Si las armas de esa derecha pueden incidir sobre una masa ignorante, afligida y
desarticulada, superar esa debilidad popular es más urgente. Estas
circunstancias no solo reclaman mayores progresos del factor subjetivo, en el
sentido de contar con mejores ideas y proyectos, sino convertirlos en fuerza
política insertándolos en la cultura y el sentido común de los diferentes
sectores populares.
La solidaridad y la
conciencia de clase no se forman espontáneamente, al menos no con celeridad. Al
disgusto social es preciso inducirle determinado sentido ideológico. En el seno
del pueblo explotado y resentido madura una transición cultural que, dejada a
la espontaneidad puede demorar o extraviarse, pero que por eso mismo es preciso
alentar y darle propósito. A contramano de la ofensiva que la reacción arroja
sobre esa masa para impregnarla de una subcultura funcional a la derecha,
corresponde promover la contracultura expresiva de las reivindicaciones y
expectativas populares.
Es con base en ella que
se puede fomentar la independencia crítica del pensamiento popular y
desarrollar su solidaridad de clase, frente a la agenda temática, las
interpretaciones y mitos de los grandes medios y demás instrumentos de
inseminación ideológica de la clase dominante. Eso facilitará que esos sectores tomen distancia de la cultura
vigente, al identificar y oponerle sus propios fines, temas y valores. Para quienes son parte de esa experiencia,
esto es un proceso que va de tener una percepción de la actualidad objetiva de su realidad hacia madurar una proyección subjetiva de esa fuerza
social.
Ser parte de uno de los
sectores más lastimados e inconformes de la población no necesariamente lleva a
cada persona a escoger opciones revolucionarias. Antes puede inducir a salidas
individualistas y de corto plazo, sobre todo cuando se carece de acceso a una
propuesta confiable. Esta contracultura popular debe ser eficaz para que esa
solidaridad supere la atomización de las salvaciones individuales ‑‑místico‑religiosas,
delincuenciales o neofascistas‑‑ que el neoliberalismo propicia.
El inmediatismo personal
ofrece salidas por la ruta del delito y la degradación, del oportunismo
político o la enajenación evangélica, igualmente funcionales al sistema
imperante. Al contrario, para optar por algo moral y políticamente acertado
hace falta acceder a una opción creíble, con objetivos de mayor aliento, que
propicie actuar colectivamente en busca de soluciones estructurales y
duraderas, en lugar de salidas individuales e inmediatistas.
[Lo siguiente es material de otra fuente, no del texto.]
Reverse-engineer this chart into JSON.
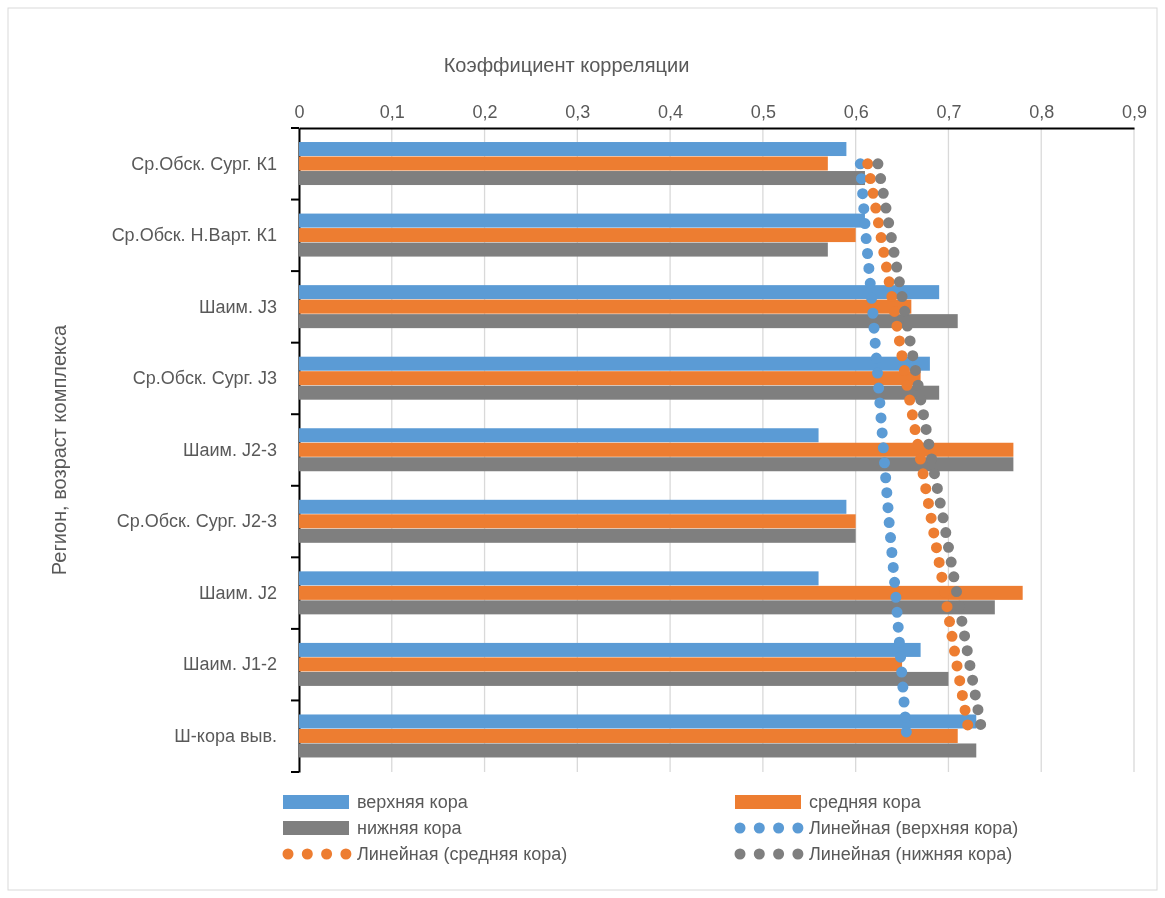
{
  "chart_data": {
    "type": "bar",
    "orientation": "horizontal",
    "xlabel": "Коэффициент корреляции",
    "ylabel": "Регион, возраст комплекса",
    "categories": [
      "Ср.Обск. Сург. К1",
      "Ср.Обск. Н.Варт. К1",
      "Шаим. J3",
      "Ср.Обск. Сург. J3",
      "Шаим. J2-3",
      "Ср.Обск. Сург. J2-3",
      "Шаим. J2",
      "Шаим. J1-2",
      "Ш-кора выв."
    ],
    "xlim": [
      0,
      0.9
    ],
    "xticks": [
      {
        "value": 0,
        "label": "0"
      },
      {
        "value": 0.1,
        "label": "0,1"
      },
      {
        "value": 0.2,
        "label": "0,2"
      },
      {
        "value": 0.3,
        "label": "0,3"
      },
      {
        "value": 0.4,
        "label": "0,4"
      },
      {
        "value": 0.5,
        "label": "0,5"
      },
      {
        "value": 0.6,
        "label": "0,6"
      },
      {
        "value": 0.7,
        "label": "0,7"
      },
      {
        "value": 0.8,
        "label": "0,8"
      },
      {
        "value": 0.9,
        "label": "0,9"
      }
    ],
    "grid": "x",
    "legend": "bottom",
    "series": [
      {
        "name": "верхняя кора",
        "color": "#5b9bd5",
        "values": [
          0.59,
          0.61,
          0.69,
          0.68,
          0.56,
          0.59,
          0.56,
          0.67,
          0.73
        ]
      },
      {
        "name": "средняя кора",
        "color": "#ed7d31",
        "values": [
          0.57,
          0.6,
          0.66,
          0.67,
          0.77,
          0.6,
          0.78,
          0.65,
          0.71
        ]
      },
      {
        "name": "нижняя кора",
        "color": "#7f7f7f",
        "values": [
          0.61,
          0.57,
          0.71,
          0.69,
          0.77,
          0.6,
          0.75,
          0.7,
          0.73
        ]
      },
      {
        "name": "Линейная (верхняя кора)",
        "type": "line",
        "line_style": "dotted",
        "color": "#5b9bd5",
        "values": [
          0.605,
          0.611,
          0.618,
          0.624,
          0.63,
          0.636,
          0.643,
          0.649,
          0.655
        ]
      },
      {
        "name": "Линейная (средняя кора)",
        "type": "line",
        "line_style": "dotted",
        "color": "#ed7d31",
        "values": [
          0.613,
          0.627,
          0.641,
          0.654,
          0.668,
          0.682,
          0.696,
          0.709,
          0.723
        ]
      },
      {
        "name": "Линейная (нижняя кора)",
        "type": "line",
        "line_style": "dotted",
        "color": "#7f7f7f",
        "values": [
          0.624,
          0.638,
          0.652,
          0.666,
          0.68,
          0.695,
          0.709,
          0.723,
          0.737
        ]
      }
    ]
  }
}
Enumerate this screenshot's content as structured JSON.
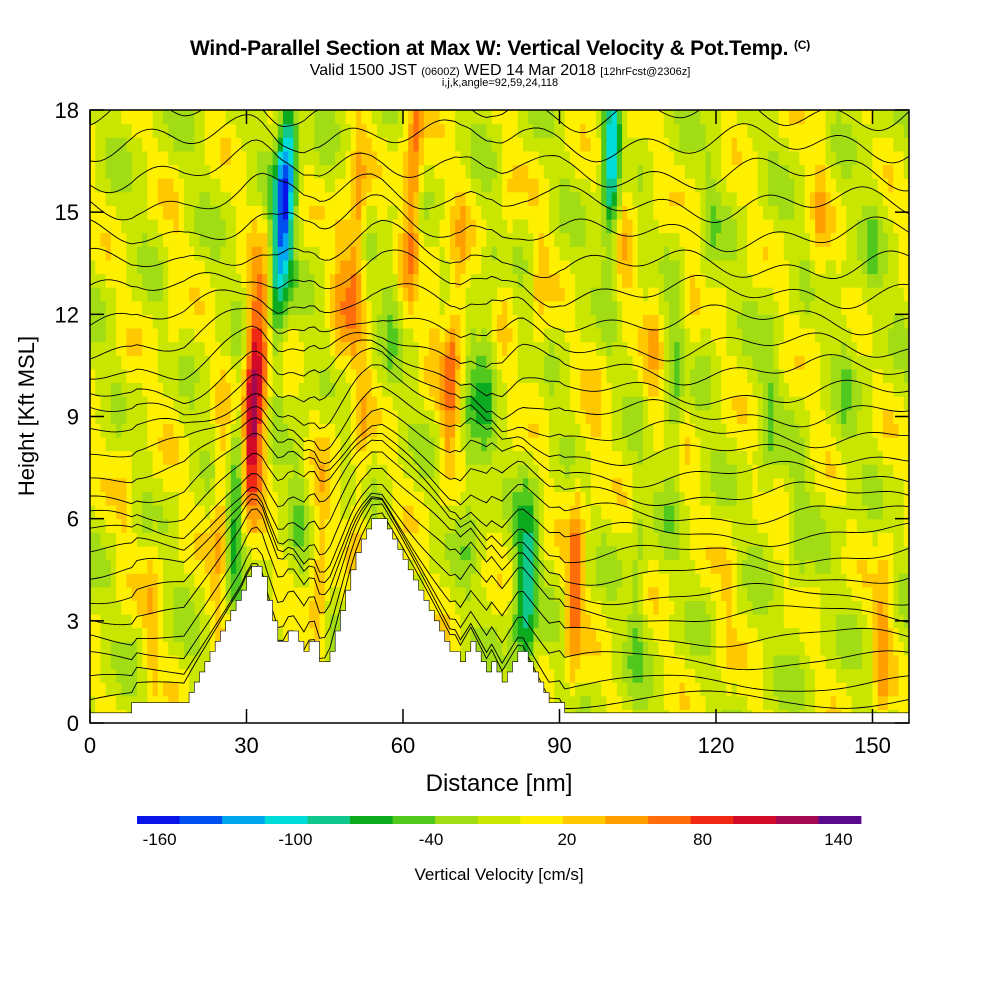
{
  "title": {
    "main": "Wind-Parallel Section at Max W: Vertical Velocity & Pot.Temp.",
    "mark": "(C)",
    "valid_prefix": "Valid 1500 JST",
    "valid_utc": "(0600Z)",
    "valid_date": "WED 14 Mar 2018",
    "forecast": "[12hrFcst@2306z]",
    "indices": "i,j,k,angle=92,59,24,118"
  },
  "chart_data": {
    "type": "heatmap",
    "xlabel": "Distance [nm]",
    "ylabel": "Height [Kft MSL]",
    "xlim": [
      0,
      157
    ],
    "ylim": [
      0,
      18
    ],
    "x_ticks": [
      0,
      30,
      60,
      90,
      120,
      150
    ],
    "y_ticks": [
      0,
      3,
      6,
      9,
      12,
      15,
      18
    ],
    "colorbar": {
      "label": "Vertical Velocity [cm/s]",
      "min": -170,
      "max": 150,
      "step": 20,
      "tick_labels": [
        -160,
        -100,
        -40,
        20,
        80,
        140
      ],
      "colors": [
        "#0a14e6",
        "#0050f0",
        "#00a6ee",
        "#00dcd8",
        "#10c88c",
        "#0caa1e",
        "#50c81e",
        "#a2dc14",
        "#c8e600",
        "#fff000",
        "#ffc800",
        "#ffa000",
        "#ff6e0a",
        "#f02814",
        "#d20a28",
        "#a50a50",
        "#5a0a8c"
      ]
    },
    "terrain_kft": [
      [
        0,
        0.3
      ],
      [
        8,
        0.3
      ],
      [
        8,
        0.6
      ],
      [
        16,
        0.6
      ],
      [
        18,
        0.6
      ],
      [
        19,
        0.9
      ],
      [
        20,
        1.2
      ],
      [
        21,
        1.5
      ],
      [
        22,
        1.8
      ],
      [
        23,
        2.1
      ],
      [
        24,
        2.4
      ],
      [
        25,
        2.7
      ],
      [
        26,
        3.0
      ],
      [
        27,
        3.3
      ],
      [
        28,
        3.6
      ],
      [
        29,
        3.9
      ],
      [
        30,
        4.3
      ],
      [
        31,
        4.6
      ],
      [
        32,
        4.6
      ],
      [
        33,
        4.3
      ],
      [
        34,
        3.6
      ],
      [
        35,
        3.0
      ],
      [
        36,
        2.4
      ],
      [
        37,
        2.4
      ],
      [
        38,
        2.7
      ],
      [
        39,
        2.7
      ],
      [
        40,
        2.4
      ],
      [
        41,
        2.1
      ],
      [
        42,
        2.4
      ],
      [
        43,
        2.4
      ],
      [
        44,
        1.8
      ],
      [
        45,
        1.8
      ],
      [
        46,
        2.1
      ],
      [
        47,
        2.7
      ],
      [
        48,
        3.3
      ],
      [
        49,
        3.9
      ],
      [
        50,
        4.5
      ],
      [
        51,
        5.0
      ],
      [
        52,
        5.4
      ],
      [
        53,
        5.7
      ],
      [
        54,
        6.0
      ],
      [
        56,
        6.0
      ],
      [
        57,
        5.7
      ],
      [
        58,
        5.4
      ],
      [
        59,
        5.1
      ],
      [
        60,
        4.8
      ],
      [
        61,
        4.5
      ],
      [
        62,
        4.2
      ],
      [
        63,
        3.9
      ],
      [
        64,
        3.6
      ],
      [
        65,
        3.3
      ],
      [
        66,
        3.0
      ],
      [
        67,
        2.7
      ],
      [
        68,
        2.4
      ],
      [
        69,
        2.1
      ],
      [
        70,
        2.1
      ],
      [
        71,
        1.8
      ],
      [
        72,
        2.1
      ],
      [
        73,
        2.4
      ],
      [
        74,
        2.1
      ],
      [
        75,
        1.8
      ],
      [
        76,
        1.5
      ],
      [
        77,
        1.8
      ],
      [
        78,
        1.5
      ],
      [
        79,
        1.2
      ],
      [
        80,
        1.5
      ],
      [
        81,
        1.8
      ],
      [
        82,
        2.1
      ],
      [
        83,
        2.1
      ],
      [
        84,
        1.8
      ],
      [
        85,
        1.5
      ],
      [
        86,
        1.2
      ],
      [
        87,
        0.9
      ],
      [
        88,
        0.6
      ],
      [
        90,
        0.6
      ],
      [
        91,
        0.3
      ],
      [
        157,
        0.3
      ]
    ],
    "cores_cm_s": [
      [
        31,
        9.5,
        130
      ],
      [
        33,
        10,
        70
      ],
      [
        36,
        14,
        -90
      ],
      [
        38,
        16,
        -120
      ],
      [
        25,
        6,
        50
      ],
      [
        28,
        6.5,
        -60
      ],
      [
        40,
        6.8,
        -20
      ],
      [
        44,
        4.5,
        50
      ],
      [
        48,
        13,
        40
      ],
      [
        51,
        14,
        70
      ],
      [
        52,
        8,
        40
      ],
      [
        58,
        13,
        -30
      ],
      [
        59,
        15,
        20
      ],
      [
        62,
        16,
        80
      ],
      [
        66,
        12,
        20
      ],
      [
        69,
        10,
        60
      ],
      [
        71,
        13,
        30
      ],
      [
        73,
        8,
        -40
      ],
      [
        76,
        10,
        -40
      ],
      [
        80,
        14,
        20
      ],
      [
        82,
        3.5,
        -40
      ],
      [
        84,
        3.8,
        -80
      ],
      [
        86,
        12,
        30
      ],
      [
        93,
        4,
        70
      ],
      [
        97,
        9,
        20
      ],
      [
        100,
        17,
        -110
      ],
      [
        103,
        15,
        30
      ],
      [
        105,
        4,
        -30
      ],
      [
        108,
        11,
        30
      ],
      [
        112,
        9.5,
        -40
      ],
      [
        115,
        12,
        20
      ],
      [
        119,
        14,
        -20
      ],
      [
        122,
        3,
        20
      ],
      [
        130,
        9,
        -30
      ],
      [
        136,
        5,
        -20
      ],
      [
        140,
        15,
        30
      ],
      [
        145,
        10,
        -20
      ],
      [
        150,
        14,
        -20
      ],
      [
        152,
        2.5,
        50
      ],
      [
        7,
        7,
        20
      ],
      [
        12,
        3,
        30
      ],
      [
        16,
        12,
        20
      ]
    ],
    "isentropes_base_kft": [
      0.4,
      0.9,
      1.6,
      2.3,
      3.0,
      3.6,
      4.2,
      4.8,
      5.4,
      6.0,
      6.6,
      7.2,
      7.8,
      8.4,
      9.0,
      9.6,
      10.3,
      11.0,
      11.8,
      12.6,
      13.4,
      14.3,
      15.2,
      16.1,
      17.0,
      17.9,
      18.8
    ]
  }
}
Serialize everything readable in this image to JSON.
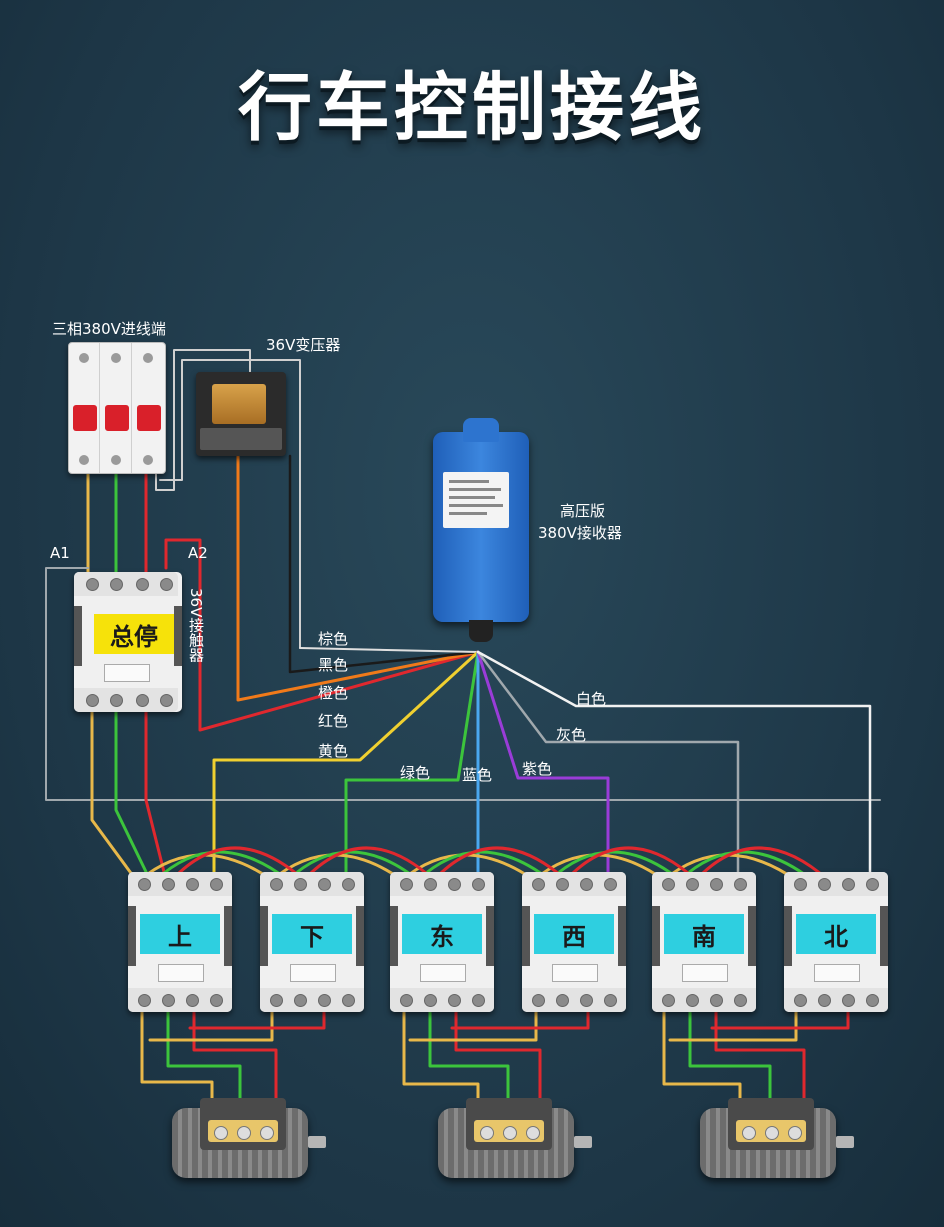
{
  "title": "行车控制接线",
  "labels": {
    "breaker": "三相380V进线端",
    "transformer": "36V变压器",
    "receiver_line1": "高压版",
    "receiver_line2": "380V接收器",
    "a1": "A1",
    "a2": "A2",
    "contactor_36v": "36V接触器",
    "main_stop": "总停"
  },
  "wire_labels": {
    "brown": "棕色",
    "black": "黑色",
    "orange": "橙色",
    "red": "红色",
    "yellow": "黄色",
    "green": "绿色",
    "blue": "蓝色",
    "purple": "紫色",
    "gray": "灰色",
    "white": "白色"
  },
  "contactors": [
    "上",
    "下",
    "东",
    "西",
    "南",
    "北"
  ],
  "colors": {
    "background": "#1f3a4a",
    "contactor_face": "#2ecfe0",
    "main_stop_face": "#f6e20a",
    "phase_yellow": "#e8b84a",
    "phase_green": "#3cc43c",
    "phase_red": "#e0282e",
    "wire_white": "#f2f2f2",
    "wire_gray": "#a0a8ad",
    "wire_orange": "#f07a1a",
    "wire_red": "#e0282e",
    "wire_yellow": "#f0d030",
    "wire_green": "#3cc43c",
    "wire_blue": "#4aa8f0",
    "wire_purple": "#9a3cd8"
  },
  "icons": [
    "circuit-breaker-icon",
    "transformer-icon",
    "receiver-icon",
    "contactor-icon",
    "motor-icon"
  ]
}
Como Milton Santos explicó, el problema es “cómo pasar de una situación crítica a una visión crítica y, enseguida, alcanzar
una toma de conciencia”[14]. Este proceso conlleva
enfrentar la dura existencia de la pobreza y la injustica como un hecho real,
y asimismo como una paradoja: la de tener que aceptar esta realidad para sobrevivir, pero a la vez darse capacidad de
resistir para poder pensar y actuar para cambiarla, en busca de otro futuro.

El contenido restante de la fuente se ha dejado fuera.